A fourth time in a row the EU member states will have to decide whether Macedonia should start accession negotiations. The European Commission made another recommendation with the annual progress report of Macedonia and even proposed an option to overcome the Greek veto over the negotiations until a solution is found to the name issue between Greece and the former Yugoslav republic. When presenting the reports from the enlargement package on October 10, EU Enlargement Commissioner Štefan Füle said that the Commission was ready to propose an "appropriate negotiations framework with Macedonia if the European Council recommended negotiations to start". In Commissioner Füle's words, that negotiation framework is directly bound to finding a solution to the name issue.
To a question of this website what exactly "appropriate" negotiations framework meant and whether the finding of a solution could be considered chapter one of possible accession negotiations, DG "Enlargement" of the Commission said that the current approach of seeking a solution to the name issue before starting accession negotiations has led to a stalemate. This is why a parallel approach is proposed - resolving the name issue in the early stages of the accession negotiations. For now, however, because of the sensitivity of the matter and because of the lack of opinion on behalf of the interested parties, the modalities that proposal to be implemented are still unclear. In case the member states accept the proposal, the Commission, through dialogue with the concerned parties, will define the criteria.
This, in any case, is a good news which creates hope that the long blocking of the European integration process of Macedonia might be close to an end. However, this does not reduce Skopje's challenges. On the contrary. Another neighbouring country to the former Yugoslav republic is beginning to formulate ever so clearer its discontent with the policy the government in Skopje leads. Bulgaria for years has been complaining from nationalist policies by the Macedonian government, from nationalistic and even insulting publications in Macedonian media, and also from "history theft". So far, Sofia has been applying the approach of the carrot, recalling a number of times that Bulgaria was the first country to recognise the independence of the Republic of Macedonia, moreover - by its constitutional name. Besides, Sofia always underscores that it supports the European perspective of its neighbour, although in the past years not that unconditionally as before.
But lately, there has been a change of approach. The government of Prime Minister Boyko Borissov has toughened tone and before the publication of the progress report of the European Commission Bulgaria sent specific remarks hoping them to be included in the text, especially in the part related to good neighbourly relations. Bulgaria expected "key" issues for the country to be taken into account in the report, like for instance the issue of good neighbourly relations, the attitudes toward Bulgarians in Macedonia and Bulgarian entrepreneurs. The text in the document shows that these remarks had not been taken into account: "There continue to be close ties with Bulgaria, notably in the economic sphere. Developments during the reporting period highlighted the need for more dialogue to overcome possible misunderstandings and different perceptions concerning historical, cultural and ethnicity based issues. Recent statements at the highest level have confirmed the willingness to move forward".
Bulgaria's disappointment that its remarks have not been taken into account led to a visit by EU Enlargement Commissioner Štefan Füle in Sofia last week.

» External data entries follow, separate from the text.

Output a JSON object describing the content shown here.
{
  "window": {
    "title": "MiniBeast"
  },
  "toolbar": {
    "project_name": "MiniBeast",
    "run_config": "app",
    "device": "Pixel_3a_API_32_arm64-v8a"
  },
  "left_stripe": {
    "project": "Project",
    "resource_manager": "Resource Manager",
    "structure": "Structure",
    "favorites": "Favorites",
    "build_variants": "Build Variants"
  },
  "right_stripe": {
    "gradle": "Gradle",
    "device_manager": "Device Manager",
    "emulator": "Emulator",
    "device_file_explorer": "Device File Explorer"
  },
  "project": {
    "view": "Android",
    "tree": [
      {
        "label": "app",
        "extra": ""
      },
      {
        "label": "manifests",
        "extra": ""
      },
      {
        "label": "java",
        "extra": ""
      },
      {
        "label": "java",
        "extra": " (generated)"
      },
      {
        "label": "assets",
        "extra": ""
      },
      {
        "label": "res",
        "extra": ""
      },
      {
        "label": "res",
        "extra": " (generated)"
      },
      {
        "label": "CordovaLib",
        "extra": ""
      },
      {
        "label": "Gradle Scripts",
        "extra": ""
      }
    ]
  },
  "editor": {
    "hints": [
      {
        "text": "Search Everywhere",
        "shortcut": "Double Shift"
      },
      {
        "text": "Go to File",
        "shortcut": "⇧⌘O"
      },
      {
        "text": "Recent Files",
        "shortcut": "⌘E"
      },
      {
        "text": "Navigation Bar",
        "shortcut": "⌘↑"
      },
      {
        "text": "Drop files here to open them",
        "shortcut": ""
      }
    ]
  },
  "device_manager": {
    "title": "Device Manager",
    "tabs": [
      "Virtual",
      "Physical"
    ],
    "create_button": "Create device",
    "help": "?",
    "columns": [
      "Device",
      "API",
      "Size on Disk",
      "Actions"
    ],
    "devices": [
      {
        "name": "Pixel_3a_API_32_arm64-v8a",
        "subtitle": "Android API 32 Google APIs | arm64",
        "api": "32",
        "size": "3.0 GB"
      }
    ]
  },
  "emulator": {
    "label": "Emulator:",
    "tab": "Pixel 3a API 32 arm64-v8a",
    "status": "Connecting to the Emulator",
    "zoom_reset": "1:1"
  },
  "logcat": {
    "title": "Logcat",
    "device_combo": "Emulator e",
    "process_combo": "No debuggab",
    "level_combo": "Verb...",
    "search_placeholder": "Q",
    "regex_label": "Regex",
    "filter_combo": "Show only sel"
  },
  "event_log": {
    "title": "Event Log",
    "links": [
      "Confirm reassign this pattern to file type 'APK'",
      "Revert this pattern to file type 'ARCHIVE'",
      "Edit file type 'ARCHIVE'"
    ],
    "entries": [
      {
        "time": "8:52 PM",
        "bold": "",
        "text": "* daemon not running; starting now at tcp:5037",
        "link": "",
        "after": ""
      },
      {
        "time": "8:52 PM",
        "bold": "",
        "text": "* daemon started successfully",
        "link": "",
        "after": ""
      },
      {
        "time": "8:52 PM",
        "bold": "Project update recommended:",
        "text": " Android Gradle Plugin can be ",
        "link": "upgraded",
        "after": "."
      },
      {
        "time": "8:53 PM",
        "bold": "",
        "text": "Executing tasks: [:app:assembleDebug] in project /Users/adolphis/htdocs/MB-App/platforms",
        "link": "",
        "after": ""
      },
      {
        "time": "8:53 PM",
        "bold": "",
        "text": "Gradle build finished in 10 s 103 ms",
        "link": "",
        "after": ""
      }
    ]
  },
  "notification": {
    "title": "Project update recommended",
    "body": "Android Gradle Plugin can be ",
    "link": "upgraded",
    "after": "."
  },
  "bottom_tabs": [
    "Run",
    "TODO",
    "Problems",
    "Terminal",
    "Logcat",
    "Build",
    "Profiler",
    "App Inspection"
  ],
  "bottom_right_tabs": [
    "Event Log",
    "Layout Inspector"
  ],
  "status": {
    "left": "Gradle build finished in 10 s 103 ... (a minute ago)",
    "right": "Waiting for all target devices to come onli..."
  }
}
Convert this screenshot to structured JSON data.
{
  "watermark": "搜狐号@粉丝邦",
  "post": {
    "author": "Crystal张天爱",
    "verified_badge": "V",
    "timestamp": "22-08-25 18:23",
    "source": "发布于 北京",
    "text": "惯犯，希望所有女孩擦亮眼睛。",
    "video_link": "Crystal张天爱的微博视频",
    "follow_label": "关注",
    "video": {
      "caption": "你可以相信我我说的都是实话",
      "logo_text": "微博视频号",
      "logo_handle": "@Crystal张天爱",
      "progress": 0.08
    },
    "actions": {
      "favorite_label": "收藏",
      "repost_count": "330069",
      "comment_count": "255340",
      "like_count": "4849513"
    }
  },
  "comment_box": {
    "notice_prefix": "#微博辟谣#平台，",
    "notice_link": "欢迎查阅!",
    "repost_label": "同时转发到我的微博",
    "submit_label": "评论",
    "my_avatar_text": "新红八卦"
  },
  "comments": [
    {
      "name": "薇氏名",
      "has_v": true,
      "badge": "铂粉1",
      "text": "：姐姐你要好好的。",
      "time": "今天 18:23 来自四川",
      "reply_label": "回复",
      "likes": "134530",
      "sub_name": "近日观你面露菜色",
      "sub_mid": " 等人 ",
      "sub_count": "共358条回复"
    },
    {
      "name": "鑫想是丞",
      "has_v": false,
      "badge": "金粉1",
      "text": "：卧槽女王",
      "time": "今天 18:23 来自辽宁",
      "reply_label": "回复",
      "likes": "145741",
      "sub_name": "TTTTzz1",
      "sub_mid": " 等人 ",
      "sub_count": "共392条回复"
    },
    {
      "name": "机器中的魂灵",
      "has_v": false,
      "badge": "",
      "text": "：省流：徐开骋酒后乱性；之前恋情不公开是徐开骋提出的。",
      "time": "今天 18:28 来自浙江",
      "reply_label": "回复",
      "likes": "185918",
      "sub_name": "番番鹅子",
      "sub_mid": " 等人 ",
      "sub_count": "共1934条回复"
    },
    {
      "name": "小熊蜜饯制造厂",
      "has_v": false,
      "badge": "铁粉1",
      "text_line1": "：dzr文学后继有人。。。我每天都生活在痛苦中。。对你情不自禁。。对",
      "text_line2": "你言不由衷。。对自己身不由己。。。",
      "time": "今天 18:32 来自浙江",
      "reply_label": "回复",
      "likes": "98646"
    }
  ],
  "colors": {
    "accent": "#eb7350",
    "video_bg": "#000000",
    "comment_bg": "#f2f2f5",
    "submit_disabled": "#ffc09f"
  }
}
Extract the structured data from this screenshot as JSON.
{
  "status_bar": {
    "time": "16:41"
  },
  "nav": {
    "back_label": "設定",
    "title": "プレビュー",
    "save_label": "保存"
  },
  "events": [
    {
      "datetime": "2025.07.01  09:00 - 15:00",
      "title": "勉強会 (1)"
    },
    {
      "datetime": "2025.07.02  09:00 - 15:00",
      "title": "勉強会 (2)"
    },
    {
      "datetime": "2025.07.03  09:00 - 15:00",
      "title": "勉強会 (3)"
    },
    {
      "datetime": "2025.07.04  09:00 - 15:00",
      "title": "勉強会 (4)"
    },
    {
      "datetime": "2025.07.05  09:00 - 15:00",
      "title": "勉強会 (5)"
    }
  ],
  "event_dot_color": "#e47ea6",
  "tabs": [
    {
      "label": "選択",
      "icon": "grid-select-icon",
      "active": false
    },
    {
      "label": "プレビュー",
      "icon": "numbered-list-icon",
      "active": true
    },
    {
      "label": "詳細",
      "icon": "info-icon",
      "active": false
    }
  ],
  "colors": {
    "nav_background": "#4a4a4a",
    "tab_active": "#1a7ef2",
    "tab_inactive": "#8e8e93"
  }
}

According to euinside sources, initially Bulgaria prepared for a tough tone in the discussions with Mr Füle, which was then softened. In a short statement for the media, Foreign Minister Nickolay Mladenov said that he had informed Štefan Füle about the concerns of the Bulgarian society from the nationalistic policy of Skopje. In Mr Mladenov's words, Bulgaria walked its path of agreeing with neighbours on its path toward EU membership, which is something Macedonia should do as well. Bulgaria is working on a new strategy for its relations with its Balkan neighbours, which is expected to be published by the end of the year and to be subjected to broad public debates.
As part of the preparation of the strategy, Minister Mladenov has been for months holding a series of meetings with experts, journalists, local authorities and public figures in the border areas. On the presentation of the strategy, especially its part for Macedonia, and the public debates that will take place in Parliament, will depend what position Bulgaria will take when the progress reports from the enlargement package are voted upon at the December European Council. For now the Ministry of Foreign Affairs is refraining from saying whether Bulgaria would vote against the report, which would practically reject the Commission proposal for a start of accession negotiations with Macedonia, or whether it would put forward a condition the country to have fulfilled the criteria for good neighbourly relations before that.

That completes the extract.